Revival in Consumption and Discretionary Spending

Another significant factor supporting India's growth is the anticipated recovery in consumer spending. Consumption, which plays a crucial role in economic expansion, is expected to bounce back strongly in the coming years.

In 2024, Morgan Stanley highlighted a structural rise in discretionary expenditure, driven by India surpassing the critical $2,000 per-capita GDP threshold. This milestone is significant because it signals a shift toward greater consumer spending, especially in discretionary categories such as electronics, automobiles, luxury goods, and travel.

India’s broad income pyramid further strengthens this momentum, as rising incomes across different segments of the population fuel demand for a variety of goods and services.

Market Valuations and India’s Beta Decline

The recent correction in Indian markets has resulted in a decline in India's beta relative to other emerging markets (EMs), bringing it down to approximately 0.4. This drop suggests that while Indian markets remain relatively expensive compared to their EM counterparts, they also exhibit greater stability.

The brokerage attributes this decline to limited aggressive selling in the market. Unlike in previous corrections, the current downturn has been characterized more by a lack of buyers rather than panic-driven sell-offs, further reinforcing the expectation of a potential rebound.

Investor Sentiment and Best Risk-Reward Opportunities

In its latest report, Morgan Stanley acknowledged that growth concerns have unsettled investors in recent months. However, the firm maintains its conviction that a recovery is on the horizon.

The brokerage noted that the recent market decline has occurred amid falling trading volumes, which suggests that there is no widespread panic selling but rather a temporary lack of investor participation. This trend could indicate that once market sentiment improves, buying interest may return, leading to a market rebound.

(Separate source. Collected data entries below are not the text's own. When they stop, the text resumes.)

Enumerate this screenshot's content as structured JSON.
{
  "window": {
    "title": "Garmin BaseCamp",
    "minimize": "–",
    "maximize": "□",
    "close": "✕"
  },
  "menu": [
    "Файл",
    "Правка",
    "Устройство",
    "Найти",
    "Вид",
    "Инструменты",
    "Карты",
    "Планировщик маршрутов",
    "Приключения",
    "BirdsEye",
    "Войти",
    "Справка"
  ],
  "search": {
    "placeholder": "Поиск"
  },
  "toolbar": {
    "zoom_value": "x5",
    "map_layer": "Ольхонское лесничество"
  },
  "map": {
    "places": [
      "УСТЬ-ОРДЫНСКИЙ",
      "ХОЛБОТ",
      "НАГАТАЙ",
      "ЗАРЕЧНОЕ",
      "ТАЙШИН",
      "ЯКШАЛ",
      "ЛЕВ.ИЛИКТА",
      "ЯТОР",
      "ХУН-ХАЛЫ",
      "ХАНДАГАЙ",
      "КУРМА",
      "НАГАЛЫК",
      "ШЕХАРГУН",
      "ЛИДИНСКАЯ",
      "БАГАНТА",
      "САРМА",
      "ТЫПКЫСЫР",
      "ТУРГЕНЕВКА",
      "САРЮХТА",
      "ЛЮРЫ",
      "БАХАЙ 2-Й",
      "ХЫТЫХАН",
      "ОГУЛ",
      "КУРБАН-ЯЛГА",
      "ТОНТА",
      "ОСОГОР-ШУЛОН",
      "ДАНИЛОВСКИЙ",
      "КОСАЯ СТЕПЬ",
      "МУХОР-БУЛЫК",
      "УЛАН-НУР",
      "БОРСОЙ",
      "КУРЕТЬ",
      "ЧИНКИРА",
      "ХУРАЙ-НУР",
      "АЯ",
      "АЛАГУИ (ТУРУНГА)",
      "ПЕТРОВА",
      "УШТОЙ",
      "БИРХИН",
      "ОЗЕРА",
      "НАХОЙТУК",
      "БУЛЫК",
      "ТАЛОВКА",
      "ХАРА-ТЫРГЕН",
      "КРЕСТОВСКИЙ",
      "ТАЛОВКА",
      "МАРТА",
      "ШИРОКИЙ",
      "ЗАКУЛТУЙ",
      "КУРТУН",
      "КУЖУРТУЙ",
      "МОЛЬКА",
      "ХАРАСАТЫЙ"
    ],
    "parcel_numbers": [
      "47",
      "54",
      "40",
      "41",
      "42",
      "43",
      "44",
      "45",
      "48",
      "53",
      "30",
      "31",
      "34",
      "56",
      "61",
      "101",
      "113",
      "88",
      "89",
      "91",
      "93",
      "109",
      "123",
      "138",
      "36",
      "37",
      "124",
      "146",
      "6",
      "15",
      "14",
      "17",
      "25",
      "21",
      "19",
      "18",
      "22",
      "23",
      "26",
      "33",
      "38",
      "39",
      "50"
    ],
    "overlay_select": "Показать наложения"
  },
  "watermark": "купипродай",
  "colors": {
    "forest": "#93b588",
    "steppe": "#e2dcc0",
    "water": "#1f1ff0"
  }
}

Among various sectors, private financials appear to offer the most attractive risk-reward balance in the current environment. The sector is well-positioned to benefit from:

  • Strengthening credit growth
  • Improving asset quality
  • Higher consumer spending and business expansion
     

Morgan Stanley’s Sentiment Indicator Signals a Buying Opportunity

One of the key insights from Morgan Stanley’s latest analysis is that its proprietary sentiment indicator has entered buy territory for the first time since mid-2022. This suggests that market conditions could soon turn favorable for investors looking to enter at attractive valuations.

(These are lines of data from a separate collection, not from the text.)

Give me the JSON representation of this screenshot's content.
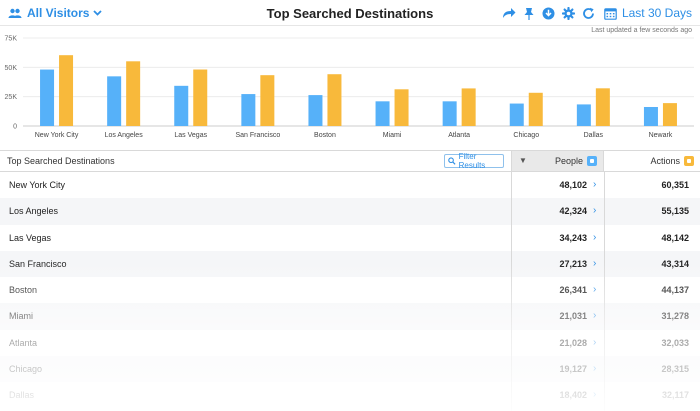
{
  "header": {
    "segment_label": "All Visitors",
    "title": "Top Searched Destinations",
    "date_range_label": "Last 30 Days"
  },
  "last_updated": "Last updated a few seconds ago",
  "table": {
    "dimension_header": "Top Searched Destinations",
    "filter_label": "Filter Results",
    "people_header": "People",
    "actions_header": "Actions",
    "rows": [
      {
        "name": "New York City",
        "people": "48,102",
        "actions": "60,351"
      },
      {
        "name": "Los Angeles",
        "people": "42,324",
        "actions": "55,135"
      },
      {
        "name": "Las Vegas",
        "people": "34,243",
        "actions": "48,142"
      },
      {
        "name": "San Francisco",
        "people": "27,213",
        "actions": "43,314"
      },
      {
        "name": "Boston",
        "people": "26,341",
        "actions": "44,137"
      },
      {
        "name": "Miami",
        "people": "21,031",
        "actions": "31,278"
      },
      {
        "name": "Atlanta",
        "people": "21,028",
        "actions": "32,033"
      },
      {
        "name": "Chicago",
        "people": "19,127",
        "actions": "28,315"
      },
      {
        "name": "Dallas",
        "people": "18,402",
        "actions": "32,117"
      }
    ]
  },
  "colors": {
    "people": "#56b1f9",
    "actions": "#f8b93b",
    "accent": "#2e8fe5"
  },
  "icons": {
    "segment": "users-icon",
    "share": "share-icon",
    "pin": "pin-icon",
    "download": "download-icon",
    "settings": "gear-icon",
    "refresh": "refresh-icon",
    "calendar": "calendar-icon",
    "filter": "search-icon",
    "drill": "chevron-right-icon"
  },
  "chart_data": {
    "type": "bar",
    "categories": [
      "New York City",
      "Los Angeles",
      "Las Vegas",
      "San Francisco",
      "Boston",
      "Miami",
      "Atlanta",
      "Chicago",
      "Dallas",
      "Newark"
    ],
    "series": [
      {
        "name": "People",
        "values": [
          48102,
          42324,
          34243,
          27213,
          26341,
          21031,
          21028,
          19127,
          18402,
          16200
        ]
      },
      {
        "name": "Actions",
        "values": [
          60351,
          55135,
          48142,
          43314,
          44137,
          31278,
          32033,
          28315,
          32117,
          19500
        ]
      }
    ],
    "yticks": [
      "0",
      "25K",
      "50K",
      "75K"
    ],
    "ylim": [
      0,
      75000
    ],
    "grid": true
  }
}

While the indicator could see a further dip—similar to what occurred in March 2020—the brokerage does not expect fundamentals to deteriorate significantly from current levels. This reinforces the view that Indian equities remain a strong long-term investment opportunity despite short-term volatility.

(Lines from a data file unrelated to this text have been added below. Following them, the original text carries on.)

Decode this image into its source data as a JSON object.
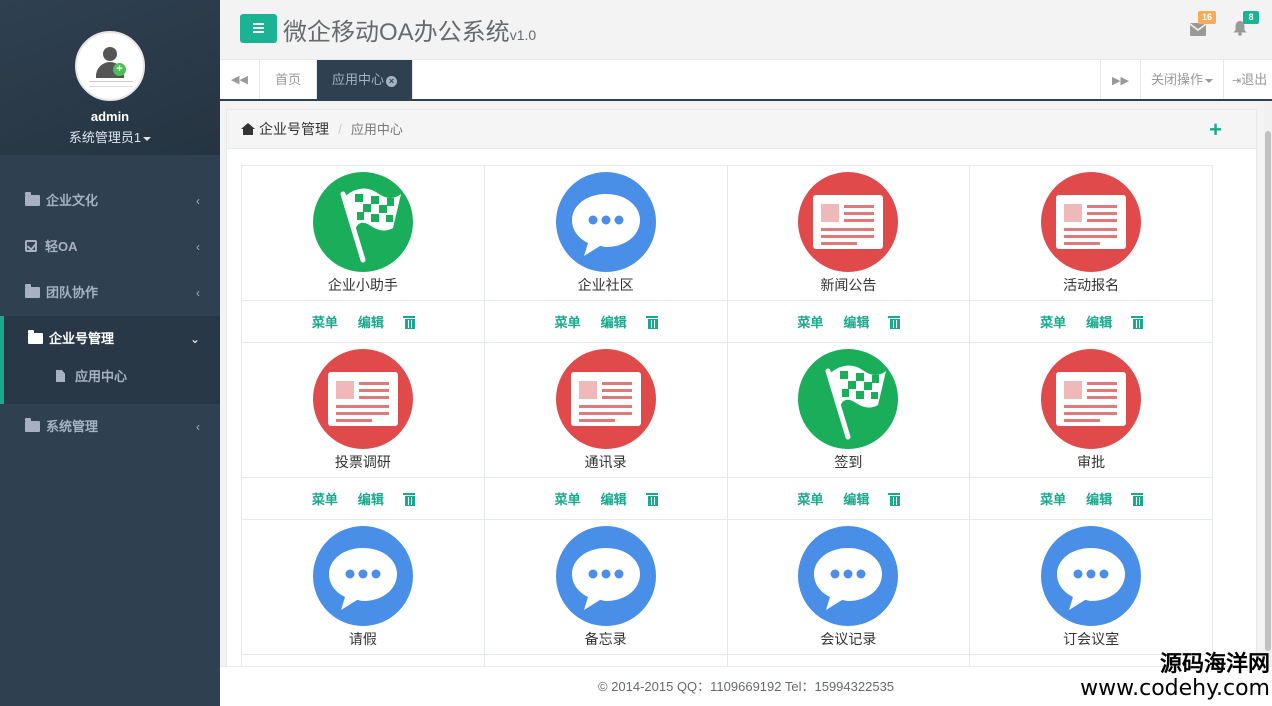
{
  "profile": {
    "username": "admin",
    "role": "系统管理员1"
  },
  "sidebar": {
    "items": [
      {
        "label": "企业文化",
        "icon": "folder-icon"
      },
      {
        "label": "轻OA",
        "icon": "check-square-icon"
      },
      {
        "label": "团队协作",
        "icon": "folder-icon"
      },
      {
        "label": "企业号管理",
        "icon": "folder-open-icon",
        "active": true
      },
      {
        "label": "系统管理",
        "icon": "folder-icon"
      }
    ],
    "sub_item": "应用中心"
  },
  "header": {
    "title": "微企移动OA办公系统",
    "version": "v1.0",
    "mail_badge": "16",
    "bell_badge": "8"
  },
  "tabs": {
    "home": "首页",
    "active": "应用中心",
    "close_ops": "关闭操作",
    "logout": "退出"
  },
  "breadcrumb": {
    "root": "企业号管理",
    "current": "应用中心"
  },
  "actions": {
    "menu": "菜单",
    "edit": "编辑"
  },
  "apps": [
    {
      "name": "企业小助手",
      "icon": "flag",
      "color": "#1aae5b"
    },
    {
      "name": "企业社区",
      "icon": "chat",
      "color": "#4a8fe7"
    },
    {
      "name": "新闻公告",
      "icon": "news",
      "color": "#e04a4a"
    },
    {
      "name": "活动报名",
      "icon": "news",
      "color": "#e04a4a"
    },
    {
      "name": "投票调研",
      "icon": "news",
      "color": "#e04a4a"
    },
    {
      "name": "通讯录",
      "icon": "news",
      "color": "#e04a4a"
    },
    {
      "name": "签到",
      "icon": "flag",
      "color": "#1aae5b"
    },
    {
      "name": "审批",
      "icon": "news",
      "color": "#e04a4a"
    },
    {
      "name": "请假",
      "icon": "chat",
      "color": "#4a8fe7"
    },
    {
      "name": "备忘录",
      "icon": "chat",
      "color": "#4a8fe7"
    },
    {
      "name": "会议记录",
      "icon": "chat",
      "color": "#4a8fe7"
    },
    {
      "name": "订会议室",
      "icon": "chat",
      "color": "#4a8fe7"
    }
  ],
  "footer": {
    "text": "© 2014-2015   QQ：1109669192   Tel：15994322535"
  },
  "watermark": {
    "cn": "源码海洋网",
    "url": "www.codehy.com"
  },
  "colors": {
    "accent": "#1ab394",
    "sidebar": "#2f4050",
    "action": "#19aa8d"
  }
}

Conclusion: India’s Market Poised for Growth

Morgan Stanley’s outlook on Indian equities remains bullish despite recent market weakness. The brokerage believes that:

India’s strong macroeconomic fundamentals will drive sustained growth.

  • Corporate earnings growth will be fueled by private capex and re-leveraging.
  • Consumer spending will continue to rise, strengthening demand across multiple sectors.
  • Valuations remain rich, but the recent correction presents a long-term buying opportunity.
     

With market sentiment showing early signs of a potential turnaround, Morgan Stanley suggests that investors looking for attractive entry points may find Indian equities increasingly compelling in the months ahead.